Saturday, September 9th, 2006

Sufjan_1
I’m a terrible cliche. It’s 6am on Saturday morning and I’m up listening to Sufjan Stevens, feeling very ninth-grade crush, pretending he’s my valentine.  Morning insomnia is particularly raw. It’s dark and then it’s light. It’s dark, then it’s light, and then there’s YouTube. So there’s a ton of Sufjan on YouTube, although none of it equals the live show I saw of him with Ben in that beautiful glass room at Lincoln Center.

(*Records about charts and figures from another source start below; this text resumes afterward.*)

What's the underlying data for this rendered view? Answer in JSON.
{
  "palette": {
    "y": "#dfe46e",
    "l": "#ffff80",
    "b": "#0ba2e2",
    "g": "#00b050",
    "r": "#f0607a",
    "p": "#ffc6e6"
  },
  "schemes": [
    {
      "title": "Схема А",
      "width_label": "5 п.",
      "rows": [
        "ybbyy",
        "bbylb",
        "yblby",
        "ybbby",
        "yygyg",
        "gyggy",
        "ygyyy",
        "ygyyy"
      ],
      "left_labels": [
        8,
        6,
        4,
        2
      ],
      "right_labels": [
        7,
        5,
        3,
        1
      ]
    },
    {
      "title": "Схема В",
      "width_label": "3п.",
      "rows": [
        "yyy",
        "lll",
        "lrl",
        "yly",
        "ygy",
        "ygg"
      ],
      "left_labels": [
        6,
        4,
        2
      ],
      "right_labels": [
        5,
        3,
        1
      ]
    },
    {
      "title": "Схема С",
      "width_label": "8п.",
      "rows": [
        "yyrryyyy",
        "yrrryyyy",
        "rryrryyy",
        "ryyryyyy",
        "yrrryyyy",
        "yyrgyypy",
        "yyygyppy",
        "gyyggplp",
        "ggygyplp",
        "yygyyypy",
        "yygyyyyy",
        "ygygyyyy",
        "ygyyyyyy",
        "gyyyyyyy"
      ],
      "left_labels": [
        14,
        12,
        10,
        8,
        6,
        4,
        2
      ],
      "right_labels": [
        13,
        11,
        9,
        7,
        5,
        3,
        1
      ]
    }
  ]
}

In my madrugada Sufjan trawling I came across the only thing more heartbreaking than a Sufjan Stevens song: earnest indie kids alone in their rooms covering Sufjan Stevens songs. Which brings me to my new obsession, Cougarman7. Cougarman7, age 22, is my new Instanet crush (possibly my first Instanet crush, god please don’t let it be my last). Not only is he going to sit in his room and play acoustic songs and sing, he is going to teach me how to play them. I know it is love because I feel giddy and then immediately like I might cry when his voice cracks on “Chicago,” when he stares meaningfully right at the rakishly tilted camera. My mind sort of shuts down when I think that his name is Cougarman7 and he has 13 completely captivating  instructional videos of himself playing Sufjan Stevens songs on the Internet and sometimes he’s wearing a thoroughly appropriate ski hat. Just look.

Nota bene: Do not miss Cougarman7 playing “For the Widows in Paradise, For the Fatherless in Ypsilanti” on the banjo while perched on a log in the Redwood Forest. Genius.

Hugging=Smothering

Friday, September 1st, 2006

For every woman who ever apologized for asking for a glass of water in a restaurant, or wondered why men “can’t communicate,” or anyone who has ever bemoaned the seemingly insurmountable differences between the sexes, my god listen to this. So totally fascinating. How can any of us go one more minute without reading Norah Vincent’s book?